Stephan Myburgh

Personal information
- Full name: Stephanus Johannes Myburgh
- Born: 28 February 1984 (age 42) Pretoria, Transvaal Province, South Africa
- Batting: Left-handed
- Bowling: Right-arm off break
- Role: Batsman
- Relations: Johann Myburgh (brother)

International information
- National side: Netherlands (2011–2022);
- ODI debut (cap 54): 12 September 2011 v Kenya
- Last ODI: 4 April 2022 v New Zealand
- ODI shirt no.: 97
- T20I debut (cap 23): 13 March 2012 v Canada
- Last T20I: 6 November 2022 v South Africa
- T20I shirt no.: 97

Domestic team information
- 2005/06–2009/10: Northerns
- 2011/12: KwaZulu-Natal Inland

Career statistics
| Competition | ODI | T20I | FC | LA |
| Matches | 22 | 45 | 23 | 97 |
| Runs scored | 527 | 915 | 760 | 2,673 |
| Batting average | 26.35 | 21.178 | 21.71 | 29.70 |
| 100s/50s | 0/4 | 0/5 | 0/3 | 1/18 |
| Top score | 74 | 71* | 85 | 105 |
| Balls bowled | – | – | 60 | 76 |
| Wickets | – | – | 0 | 2 |
| Bowling average | – | – | – | 27.50 |
| 5 wickets in innings | – | – | – | 0 |
| 10 wickets in match | – | – | – | 0 |
| Best bowling | – | – | – | 2/30 |
| Catches/stumpings | 4/– | 10/– | 19/– | 16/– |
- Source: ESPNCricinfo, 6 November 2022

= Stephan Myburgh =

Dutch-South African cricketer

Stephanus Johannes Myburgh (born 28 February 1984) is a Dutch-South African cricketer who has played at One Day International (ODI) and Twenty20 International (T20I) level for the Netherlands national side. He is a left-handed batsman and right-arm offbreak bowler.

==International career==
During the 2014 ICC World Twenty20, Myburgh showcased what he can do in each match that Dutch played. On 21 March 2014 against Ireland, Myburgh equalled the record of the second-fastest fifty in Twenty20 International with Paul Stirling of Ireland. He scored the fifty with 17 balls, where Dutch required to win the game in 14 overs to qualify for the Super 10 stage. With blistering innings by Myburgh, Netherlands won the match in 13.5 overs with 6 wickets remaining. Myburgh was adjudged man of the match as well.
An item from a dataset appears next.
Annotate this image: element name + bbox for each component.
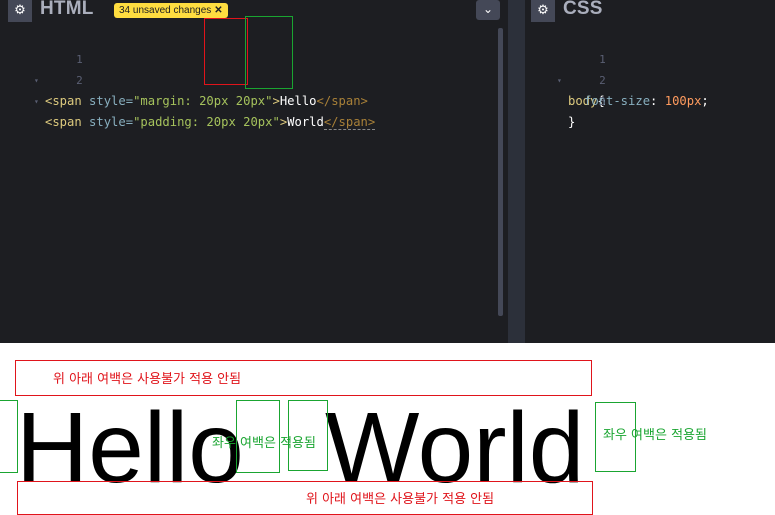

He was the third highest run scorer in the tournament after Virat Kohli and fellow Dutch Tom Cooper with 224 runs in 7 T20I matches. He scored 3 fifties in the tournament with average of 32.00 and amazing strike rate of 154.48. Myburgh is the highest boundary maker of the tournament as well, with 26 fours and 13 sixes. He was named in the 'Team of the Tournament' for the 2014 T20 World Cup by the ICC and Cricinfo.

In July 2018, he was named in the Netherlands' One Day International (ODI) squad, for their series against Nepal. In April 2020, he was one of seventeen Dutch-based cricketers to be named in the team's senior squad. In September 2021, Myburgh was named in the Dutch squad for the 2021 ICC Men's T20 World Cup.

==T20 career==
In August 2017, he was named in Pretoria Mavericks' squad for the first season of the T20 Global League. However, in October 2017, Cricket South Africa initially postponed the tournament until November 2018, with it being cancelled soon after.

In July 2019, he was selected to play for the Rotterdam Rhinos in the inaugural edition of the Euro T20 Slam cricket tournament. However, the following month the tournament was cancelled.

Stephan Myburgh retired from ODI cricket following the 2022 series against New Zealand.